Vibe-coded indie app on Lovable icon

Vibe-coded indie app on Lovable

Stack

What you ship if you describe an app to Lovable on Monday and want it live by Friday. Lovable handles UI + auth + DB; Stripe and Resend bolt on for payments and email.

Stack

What this is

The fastest path from idea to live, paying users in 2026 if you’re not already a strong full-stack engineer. Lovable generates the app from prompts; Stripe, Resend, Supabase, and GitHub fill in the parts Lovable doesn’t own. This pattern shows up repeatedly in Lovable’s own case studies and in the “I shipped a SaaS in 5 days” indie-hacker corner of Twitter/X.

When to pick this stack

  • You’re a non-engineer (or an engineer in a hurry) prototyping a SaaS
  • The app is mostly CRUD with auth, payments, and email, i.e. the 80% of SaaS that Lovable’s templates already cover
  • You want a working app first and proper engineering hygiene second; the hygiene comes when you eject to GitHub + Vercel

When not to pick this stack

  • You’re building something AI-heavy where prompt orchestration, RAG, or fine-tuning is the core product. Lovable’s strength is UI + CRUD, not LLM ops, pair the AI chat stack with a Lovable frontend, or skip Lovable entirely.
  • You have hard performance, multi-region, or compliance requirements (FedRAMP, HIPAA). The Lovable runtime isn’t designed for those, eject early to a stack you control.
  • You want long-term cost predictability. Lovable’s pricing scales with project complexity; once a project gets large, ejecting to Vercel + Supabase is usually cheaper.

How the eject works

Lovable’s GitHub sync pushes a real Next.js (or Vite) repo. From there you can:

  1. Move the database to your own Supabase project (Lovable scaffolds it directly).
  2. Move hosting to Vercel, the repo is just a Next.js app.
  3. Keep Lovable as the editor for non-engineers on the team while developers work in the repo through Cursor or Claude Code.

That escape hatch is the reason this stack works long-term: you’re not stuck in someone else’s runtime when you outgrow it.

Tags

In this stack

7 tools
Lovable

Generates full-stack React apps with Supabase integration and one-click Vercel or Firebase deploy.

Used here for: The AI app builder. Generates UI, schemas, auth flows, API routes from natural-language prompts. Hosts a working preview in seconds, syncs to GitHub for code review.

GitHub

Industry-standard Git hosting with Copilot, Actions CI/CD, and the largest dev community. GitHub handles version control and team collaboration, branches, pull requests, code review, CI/CD, and project knowledge.

Used here for: Lovable's GitHub sync gives you a real repo for code review, PRs, and CI. Without it you're locked into Lovable's web canvas.

Stripe

Developer-first payments with Billing, Connect, and Radar.

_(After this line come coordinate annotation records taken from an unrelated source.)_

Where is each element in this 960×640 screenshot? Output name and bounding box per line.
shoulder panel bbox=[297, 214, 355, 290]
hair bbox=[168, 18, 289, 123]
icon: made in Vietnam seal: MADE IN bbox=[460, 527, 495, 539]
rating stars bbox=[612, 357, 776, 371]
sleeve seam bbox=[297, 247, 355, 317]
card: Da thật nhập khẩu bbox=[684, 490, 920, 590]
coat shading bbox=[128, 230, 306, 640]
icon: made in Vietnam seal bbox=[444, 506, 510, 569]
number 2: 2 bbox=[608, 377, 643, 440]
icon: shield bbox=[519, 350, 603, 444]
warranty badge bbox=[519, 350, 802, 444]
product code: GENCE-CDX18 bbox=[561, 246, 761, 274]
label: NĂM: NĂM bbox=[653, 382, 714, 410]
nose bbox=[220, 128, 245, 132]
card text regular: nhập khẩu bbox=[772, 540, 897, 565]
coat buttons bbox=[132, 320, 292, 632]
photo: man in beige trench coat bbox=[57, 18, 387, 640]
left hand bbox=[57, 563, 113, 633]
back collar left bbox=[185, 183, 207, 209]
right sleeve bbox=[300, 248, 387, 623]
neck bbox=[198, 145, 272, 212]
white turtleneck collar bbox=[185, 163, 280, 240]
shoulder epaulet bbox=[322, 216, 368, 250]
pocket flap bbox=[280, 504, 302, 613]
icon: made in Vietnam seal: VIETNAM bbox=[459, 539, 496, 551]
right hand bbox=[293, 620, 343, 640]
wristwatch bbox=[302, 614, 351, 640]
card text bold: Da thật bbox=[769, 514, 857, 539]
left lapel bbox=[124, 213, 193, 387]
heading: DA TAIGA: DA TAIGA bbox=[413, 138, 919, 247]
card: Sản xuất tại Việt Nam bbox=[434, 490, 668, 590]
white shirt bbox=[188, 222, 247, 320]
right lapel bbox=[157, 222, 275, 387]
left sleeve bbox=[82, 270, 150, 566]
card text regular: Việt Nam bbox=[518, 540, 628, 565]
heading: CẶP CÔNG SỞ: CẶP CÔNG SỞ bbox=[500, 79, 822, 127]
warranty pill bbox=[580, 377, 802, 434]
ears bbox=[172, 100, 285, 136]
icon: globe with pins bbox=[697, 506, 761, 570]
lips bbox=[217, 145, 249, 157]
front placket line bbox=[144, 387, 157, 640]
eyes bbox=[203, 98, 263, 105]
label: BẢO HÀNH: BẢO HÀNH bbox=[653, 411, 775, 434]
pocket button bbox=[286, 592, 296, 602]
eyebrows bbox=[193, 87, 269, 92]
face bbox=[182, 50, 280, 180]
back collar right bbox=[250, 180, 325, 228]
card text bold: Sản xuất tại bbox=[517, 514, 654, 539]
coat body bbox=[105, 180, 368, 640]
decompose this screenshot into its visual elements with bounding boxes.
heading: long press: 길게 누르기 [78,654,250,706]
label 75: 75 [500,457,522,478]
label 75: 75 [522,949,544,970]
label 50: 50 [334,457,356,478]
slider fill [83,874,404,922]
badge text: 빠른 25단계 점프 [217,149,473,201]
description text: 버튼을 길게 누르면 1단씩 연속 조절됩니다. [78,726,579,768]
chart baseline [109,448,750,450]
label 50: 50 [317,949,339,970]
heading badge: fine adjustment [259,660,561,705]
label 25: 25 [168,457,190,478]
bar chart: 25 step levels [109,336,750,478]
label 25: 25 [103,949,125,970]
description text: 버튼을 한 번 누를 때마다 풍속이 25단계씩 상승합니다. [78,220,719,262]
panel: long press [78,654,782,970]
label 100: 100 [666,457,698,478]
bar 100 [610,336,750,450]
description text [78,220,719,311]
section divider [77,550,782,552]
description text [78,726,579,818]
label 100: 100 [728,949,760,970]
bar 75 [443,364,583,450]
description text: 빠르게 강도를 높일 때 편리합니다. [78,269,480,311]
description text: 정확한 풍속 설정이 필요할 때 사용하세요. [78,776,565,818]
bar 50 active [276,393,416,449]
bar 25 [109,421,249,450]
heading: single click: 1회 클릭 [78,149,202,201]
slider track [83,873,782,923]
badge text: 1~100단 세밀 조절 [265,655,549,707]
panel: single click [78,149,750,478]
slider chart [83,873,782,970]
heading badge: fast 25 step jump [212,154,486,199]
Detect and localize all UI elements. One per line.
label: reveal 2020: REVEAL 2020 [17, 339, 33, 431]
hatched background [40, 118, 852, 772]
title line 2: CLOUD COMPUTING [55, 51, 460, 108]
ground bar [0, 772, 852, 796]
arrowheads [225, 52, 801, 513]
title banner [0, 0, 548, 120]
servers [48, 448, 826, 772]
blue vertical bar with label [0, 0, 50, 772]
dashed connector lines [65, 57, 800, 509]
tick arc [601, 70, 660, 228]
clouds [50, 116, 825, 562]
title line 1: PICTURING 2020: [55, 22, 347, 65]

Stripe handles online payments, checkout, subscriptions, billing, and compliance.

Used here for: Lovable's payments tutorials are Stripe-first. The platform writes the integration code for you when you describe a paid feature.

Resend

Developer-first transactional email with React Email integration. Resend handles transactional or marketing email, sending, deliverability, templates, and reputation.

Used here for: Transactional email. Easy to wire from a Lovable Edge function or a standalone Vercel route once you eject.

Supabase optional

PostgreSQL backend with auth, real-time, edge functions, and auto-generated APIs. Supabase provides the storage, APIs, and runtime that web and mobile apps rely on, removing significant amounts of glue code.

Used here for: If you eject from Lovable's hosted backend (or want more control over auth/storage), Supabase is the most natural Postgres + auth replacement. Lovable can scaffold against Supabase directly.

Vercel optional

Frontend-first hosting with the best Next.js developer experience. Vercel handles deployment and hosting, often with a global edge network and zero-config CI/CD.

Used here for: Production hosting if you eject from Lovable's hosted preview. Connect the GitHub repo and you get the same preview-per-PR workflow as a hand-coded Next.js app.

Sentry optional

Application error tracking and performance monitoring.

Used here for: Error monitoring once you have real users. Lovable previews are fine without it; production isn't.